Smith representatives were at the demonstration shoot, and the word i got from a person who was there was that the smith people could have fell through a hole in the ground they were so embarassed, and they were in total shock and could not deny what our department officers had been telling them for over a year.

I have a model 19 at home that was manufactured in the 60's and i won our state pistol competition two years in a row with it....I don't hates smiths, but the new guns they stuck us with are cut down ladysmiths, built in a hurry as cheaply as possible, and they are dangerous. the reason these faults have not shown up in a duty situation is that NONE of the new guns have yet been used in an on duty shooting. Luckily, we in corrections here in nc have been able to defuse situations with out mouths, not our guns for the most part...but that is changing. we had an officer involved shooting with the .38 last year, and the assailant DECIDED to stop the assault after being shot by the officer, not was stopped by the officer.

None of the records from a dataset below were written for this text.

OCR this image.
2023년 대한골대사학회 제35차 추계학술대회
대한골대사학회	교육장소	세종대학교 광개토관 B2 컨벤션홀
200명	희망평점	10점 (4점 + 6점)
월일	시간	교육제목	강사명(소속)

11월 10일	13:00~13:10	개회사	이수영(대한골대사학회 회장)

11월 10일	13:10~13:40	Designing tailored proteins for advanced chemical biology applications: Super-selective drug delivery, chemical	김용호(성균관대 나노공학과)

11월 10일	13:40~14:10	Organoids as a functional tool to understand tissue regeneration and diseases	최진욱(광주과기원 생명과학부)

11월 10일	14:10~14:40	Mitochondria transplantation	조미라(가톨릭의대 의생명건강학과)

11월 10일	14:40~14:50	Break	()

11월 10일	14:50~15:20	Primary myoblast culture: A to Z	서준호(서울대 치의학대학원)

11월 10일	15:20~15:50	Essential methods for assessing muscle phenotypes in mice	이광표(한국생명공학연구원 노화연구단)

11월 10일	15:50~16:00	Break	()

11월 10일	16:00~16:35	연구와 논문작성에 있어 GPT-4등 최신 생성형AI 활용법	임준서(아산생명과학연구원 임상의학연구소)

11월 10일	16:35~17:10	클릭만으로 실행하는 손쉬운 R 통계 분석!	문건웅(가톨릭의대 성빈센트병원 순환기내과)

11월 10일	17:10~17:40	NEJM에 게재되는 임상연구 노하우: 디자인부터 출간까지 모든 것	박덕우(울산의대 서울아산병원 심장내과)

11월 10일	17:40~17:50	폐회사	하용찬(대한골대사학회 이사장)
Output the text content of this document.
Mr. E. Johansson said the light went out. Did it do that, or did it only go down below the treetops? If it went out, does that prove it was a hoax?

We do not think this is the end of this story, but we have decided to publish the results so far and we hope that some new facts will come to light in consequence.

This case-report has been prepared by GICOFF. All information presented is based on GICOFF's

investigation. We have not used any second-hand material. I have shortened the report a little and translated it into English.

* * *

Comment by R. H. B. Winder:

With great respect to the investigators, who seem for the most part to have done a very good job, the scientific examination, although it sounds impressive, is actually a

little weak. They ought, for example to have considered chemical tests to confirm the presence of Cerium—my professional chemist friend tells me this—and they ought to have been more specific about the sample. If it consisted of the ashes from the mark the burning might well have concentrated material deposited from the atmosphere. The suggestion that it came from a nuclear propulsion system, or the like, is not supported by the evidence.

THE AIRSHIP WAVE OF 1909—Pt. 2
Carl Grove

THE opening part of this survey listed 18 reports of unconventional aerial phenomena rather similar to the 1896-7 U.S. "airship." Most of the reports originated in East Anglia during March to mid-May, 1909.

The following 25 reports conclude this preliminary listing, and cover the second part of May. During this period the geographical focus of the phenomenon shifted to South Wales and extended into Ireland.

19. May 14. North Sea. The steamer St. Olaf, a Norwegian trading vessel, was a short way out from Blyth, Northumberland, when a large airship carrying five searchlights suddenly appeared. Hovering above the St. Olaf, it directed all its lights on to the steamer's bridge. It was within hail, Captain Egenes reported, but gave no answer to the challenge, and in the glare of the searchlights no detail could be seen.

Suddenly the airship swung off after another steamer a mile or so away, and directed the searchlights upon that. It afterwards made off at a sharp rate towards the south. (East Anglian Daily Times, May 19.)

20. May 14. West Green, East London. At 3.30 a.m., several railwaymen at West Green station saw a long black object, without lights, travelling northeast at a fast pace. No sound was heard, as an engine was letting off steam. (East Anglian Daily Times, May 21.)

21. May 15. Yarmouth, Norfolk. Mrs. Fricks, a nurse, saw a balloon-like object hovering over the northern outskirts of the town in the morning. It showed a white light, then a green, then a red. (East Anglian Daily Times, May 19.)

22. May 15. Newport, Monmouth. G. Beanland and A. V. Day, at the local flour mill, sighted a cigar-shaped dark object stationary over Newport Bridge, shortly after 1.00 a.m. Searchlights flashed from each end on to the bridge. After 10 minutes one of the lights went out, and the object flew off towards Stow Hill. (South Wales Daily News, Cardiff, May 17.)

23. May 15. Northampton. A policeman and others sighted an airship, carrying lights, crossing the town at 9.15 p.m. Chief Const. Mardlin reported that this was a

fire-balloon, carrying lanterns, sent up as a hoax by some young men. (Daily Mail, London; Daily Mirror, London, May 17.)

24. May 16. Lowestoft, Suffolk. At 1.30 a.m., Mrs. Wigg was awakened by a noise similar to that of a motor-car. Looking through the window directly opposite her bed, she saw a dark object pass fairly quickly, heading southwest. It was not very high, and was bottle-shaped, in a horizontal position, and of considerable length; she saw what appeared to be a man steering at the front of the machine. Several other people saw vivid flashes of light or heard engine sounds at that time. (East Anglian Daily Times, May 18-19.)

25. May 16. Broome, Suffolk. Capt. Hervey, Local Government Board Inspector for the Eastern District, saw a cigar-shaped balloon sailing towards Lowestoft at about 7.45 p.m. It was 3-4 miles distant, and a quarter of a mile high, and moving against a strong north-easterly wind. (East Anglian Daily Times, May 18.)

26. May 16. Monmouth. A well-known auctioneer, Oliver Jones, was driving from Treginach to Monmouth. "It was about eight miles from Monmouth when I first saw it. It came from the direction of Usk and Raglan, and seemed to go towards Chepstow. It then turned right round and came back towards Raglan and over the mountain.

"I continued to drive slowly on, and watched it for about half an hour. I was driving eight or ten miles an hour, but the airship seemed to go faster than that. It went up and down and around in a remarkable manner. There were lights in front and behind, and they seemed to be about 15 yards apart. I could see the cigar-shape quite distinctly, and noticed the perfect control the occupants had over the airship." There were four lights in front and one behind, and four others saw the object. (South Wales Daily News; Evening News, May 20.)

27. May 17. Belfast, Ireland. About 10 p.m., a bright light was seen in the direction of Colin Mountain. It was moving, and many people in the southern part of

The emergency room trauma surgeon stated that if he had wanted to, the shot offender could have easily continued the assault. shooting an offender is not supposed to make him think, it supposed to stop him!

jsid-1206847916-590016  Art Zimmerman at Sun, 30 Mar 2008 03:31:56 +0000

I just heard of this problem with the
barrel breaking off a the last thread Model 686p .357Mag/.38. Sounds like a torgue problem to me also. Someone could get seriously hurt or killed. These guns should have been recalled by now. When that barrel breaks off it could kill the shooter or your buddy. When it came off I saw a flash looked around to see what that flash was didn't notice anything so tried to release another round, couldn't fine the front site. Turn gun to it's side and notice barrel was gone. Found barrel 8' to 10' behind me. I thank god I was shooting staight out with my arms fully extended and not shooting down a 45 degree or more. I think that barrel would have lodged in my forehead.